Friday's featured article on the Wall Street Journal's editorial page is called Our Unceasing Ambivalence, by Shelby Steele.
He discusses America's reluctance to take on the responsibility of a superpower, our fear of being seen as colonialists, and how that makes us ambivalent toward the idea of victory in Iraq.
He continues by reminding us of the nature of the enemy we face,
Islamic extremism is an ideology of menace. It empowers those who, but for menace, would languish in the world's disregard. The dark achievement of bin Laden, Nasrallah and Ahmadinejad, names we know only because of their association to menace, is that they have used menace to make their people visible in the world, to bring them back into the scheme of history. And they are greatly loved for this. If their achievements follow from evil rather than from good, this is a small thing. Worse than evil is invisibility.

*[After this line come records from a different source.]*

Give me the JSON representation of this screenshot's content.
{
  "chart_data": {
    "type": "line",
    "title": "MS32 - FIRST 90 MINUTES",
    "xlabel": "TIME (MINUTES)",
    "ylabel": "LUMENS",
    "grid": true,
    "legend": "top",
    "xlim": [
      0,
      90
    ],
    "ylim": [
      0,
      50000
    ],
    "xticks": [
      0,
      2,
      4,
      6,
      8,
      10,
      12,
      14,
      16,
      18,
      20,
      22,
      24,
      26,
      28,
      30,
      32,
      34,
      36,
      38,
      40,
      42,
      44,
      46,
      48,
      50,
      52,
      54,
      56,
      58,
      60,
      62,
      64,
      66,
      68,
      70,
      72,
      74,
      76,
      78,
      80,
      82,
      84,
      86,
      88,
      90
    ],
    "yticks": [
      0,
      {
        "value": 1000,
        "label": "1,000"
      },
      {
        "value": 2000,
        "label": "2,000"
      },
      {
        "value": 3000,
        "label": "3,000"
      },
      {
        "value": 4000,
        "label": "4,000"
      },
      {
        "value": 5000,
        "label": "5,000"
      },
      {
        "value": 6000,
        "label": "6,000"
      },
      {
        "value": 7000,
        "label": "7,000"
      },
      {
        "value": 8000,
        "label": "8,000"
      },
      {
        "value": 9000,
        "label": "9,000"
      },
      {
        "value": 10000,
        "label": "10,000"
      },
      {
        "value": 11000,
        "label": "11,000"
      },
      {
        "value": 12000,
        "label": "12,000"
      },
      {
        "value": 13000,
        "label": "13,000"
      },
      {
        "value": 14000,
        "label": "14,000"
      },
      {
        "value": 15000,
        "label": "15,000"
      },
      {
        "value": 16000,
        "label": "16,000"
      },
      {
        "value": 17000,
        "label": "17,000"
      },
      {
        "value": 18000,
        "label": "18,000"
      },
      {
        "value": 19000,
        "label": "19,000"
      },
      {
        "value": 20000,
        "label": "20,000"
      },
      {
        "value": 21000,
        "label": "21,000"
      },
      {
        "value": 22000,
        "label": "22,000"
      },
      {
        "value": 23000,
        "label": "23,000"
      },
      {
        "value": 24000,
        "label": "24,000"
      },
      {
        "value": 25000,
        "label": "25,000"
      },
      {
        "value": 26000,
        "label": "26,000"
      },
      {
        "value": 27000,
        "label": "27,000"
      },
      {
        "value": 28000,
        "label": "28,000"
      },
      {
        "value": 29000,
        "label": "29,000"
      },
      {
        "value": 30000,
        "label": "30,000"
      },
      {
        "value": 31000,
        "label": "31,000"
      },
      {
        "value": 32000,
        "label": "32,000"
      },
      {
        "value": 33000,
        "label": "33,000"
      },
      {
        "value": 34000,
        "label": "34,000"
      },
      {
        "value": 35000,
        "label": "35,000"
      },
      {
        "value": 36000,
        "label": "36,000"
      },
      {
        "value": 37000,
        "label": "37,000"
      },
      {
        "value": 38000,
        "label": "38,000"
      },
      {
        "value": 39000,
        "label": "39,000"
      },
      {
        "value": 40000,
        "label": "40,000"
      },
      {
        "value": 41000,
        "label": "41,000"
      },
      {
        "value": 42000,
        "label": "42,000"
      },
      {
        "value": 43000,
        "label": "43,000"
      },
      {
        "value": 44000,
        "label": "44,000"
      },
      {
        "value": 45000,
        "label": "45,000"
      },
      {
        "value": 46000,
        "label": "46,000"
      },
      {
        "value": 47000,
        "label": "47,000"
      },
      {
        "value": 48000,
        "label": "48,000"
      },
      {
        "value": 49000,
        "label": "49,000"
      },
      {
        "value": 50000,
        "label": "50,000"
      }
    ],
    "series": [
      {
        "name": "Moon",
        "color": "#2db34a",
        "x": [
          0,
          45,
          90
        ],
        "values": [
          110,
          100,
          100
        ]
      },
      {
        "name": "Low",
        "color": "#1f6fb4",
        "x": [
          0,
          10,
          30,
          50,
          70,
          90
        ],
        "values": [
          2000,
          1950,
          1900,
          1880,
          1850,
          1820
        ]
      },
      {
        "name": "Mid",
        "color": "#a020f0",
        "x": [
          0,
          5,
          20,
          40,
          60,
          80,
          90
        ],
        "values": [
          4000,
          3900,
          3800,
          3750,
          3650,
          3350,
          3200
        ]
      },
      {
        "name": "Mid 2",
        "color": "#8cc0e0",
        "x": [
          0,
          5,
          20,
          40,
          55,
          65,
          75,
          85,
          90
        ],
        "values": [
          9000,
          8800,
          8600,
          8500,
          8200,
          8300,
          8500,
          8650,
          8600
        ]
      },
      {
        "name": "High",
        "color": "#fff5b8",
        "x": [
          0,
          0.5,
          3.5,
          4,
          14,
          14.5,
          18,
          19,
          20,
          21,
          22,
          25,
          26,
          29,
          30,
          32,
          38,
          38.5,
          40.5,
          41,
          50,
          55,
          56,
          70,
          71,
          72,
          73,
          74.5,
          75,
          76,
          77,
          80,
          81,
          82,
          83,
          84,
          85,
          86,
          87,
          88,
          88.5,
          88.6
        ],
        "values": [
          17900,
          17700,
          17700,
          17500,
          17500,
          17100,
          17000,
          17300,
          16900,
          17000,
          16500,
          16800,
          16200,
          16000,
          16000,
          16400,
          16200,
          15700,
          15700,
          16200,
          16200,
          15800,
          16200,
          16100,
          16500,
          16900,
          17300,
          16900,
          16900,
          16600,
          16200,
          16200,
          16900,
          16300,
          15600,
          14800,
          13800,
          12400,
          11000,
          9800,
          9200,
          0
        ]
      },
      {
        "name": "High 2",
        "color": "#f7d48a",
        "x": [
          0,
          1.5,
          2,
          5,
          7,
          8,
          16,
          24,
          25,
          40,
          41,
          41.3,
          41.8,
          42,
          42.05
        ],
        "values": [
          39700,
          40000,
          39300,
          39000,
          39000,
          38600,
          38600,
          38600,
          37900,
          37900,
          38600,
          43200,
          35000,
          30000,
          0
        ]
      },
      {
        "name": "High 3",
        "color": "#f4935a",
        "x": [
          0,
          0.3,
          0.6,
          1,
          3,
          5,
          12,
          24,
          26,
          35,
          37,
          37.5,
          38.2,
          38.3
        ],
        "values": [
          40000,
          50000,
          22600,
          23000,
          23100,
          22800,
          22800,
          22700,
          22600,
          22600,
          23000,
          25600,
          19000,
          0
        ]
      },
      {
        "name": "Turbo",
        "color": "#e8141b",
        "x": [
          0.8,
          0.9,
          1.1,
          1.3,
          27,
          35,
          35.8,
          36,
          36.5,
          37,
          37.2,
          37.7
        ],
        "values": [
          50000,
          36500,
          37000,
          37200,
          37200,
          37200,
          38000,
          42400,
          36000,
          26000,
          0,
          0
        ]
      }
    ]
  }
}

And then concludes with another reminder - of our responsibility to victory in Iraq.
For every reason, from the humanitarian to the geopolitical to the military, Iraq is a war that America must win in the hegemonic, even colonial, sense. It is a test of our civilization's commitment to the good against the alluring notion of menace-as-power that has gripped so much of the Muslim world.
Today America is a danger to the world in its own right, not because we are a powerful bully but because we don't fully accept who we are. We rush to war as a superpower protecting the world from menace, then leave the battle before winning as a show of what, humility? We confuse our enemies, discouraging them one minute and encouraging them the next.
Could it be that our enemies are really paper tigers made formidable by our unceasing ambivalence? And could it be that the greater good is in both the idea and the reality of American victory?
"In the real monster battles of the war, they had won every time. But they now somehow felt more demoralized than the enemy, which had suffered many more losses...
That the assembly exiled, executed, or fined almost every notable leader did not make them more accountable as much as timid and prone to second-guessing.
So the country did not often learn from its mistakes but almost always scared leaders into being too cautious or reckless, their decisions based on anticipating what the voters might approve on any particular day."
- Both paraphrased from Victor David Hanson's "A War Like No Other: How the Athenians and Spartans Fought the Peloponnesian War."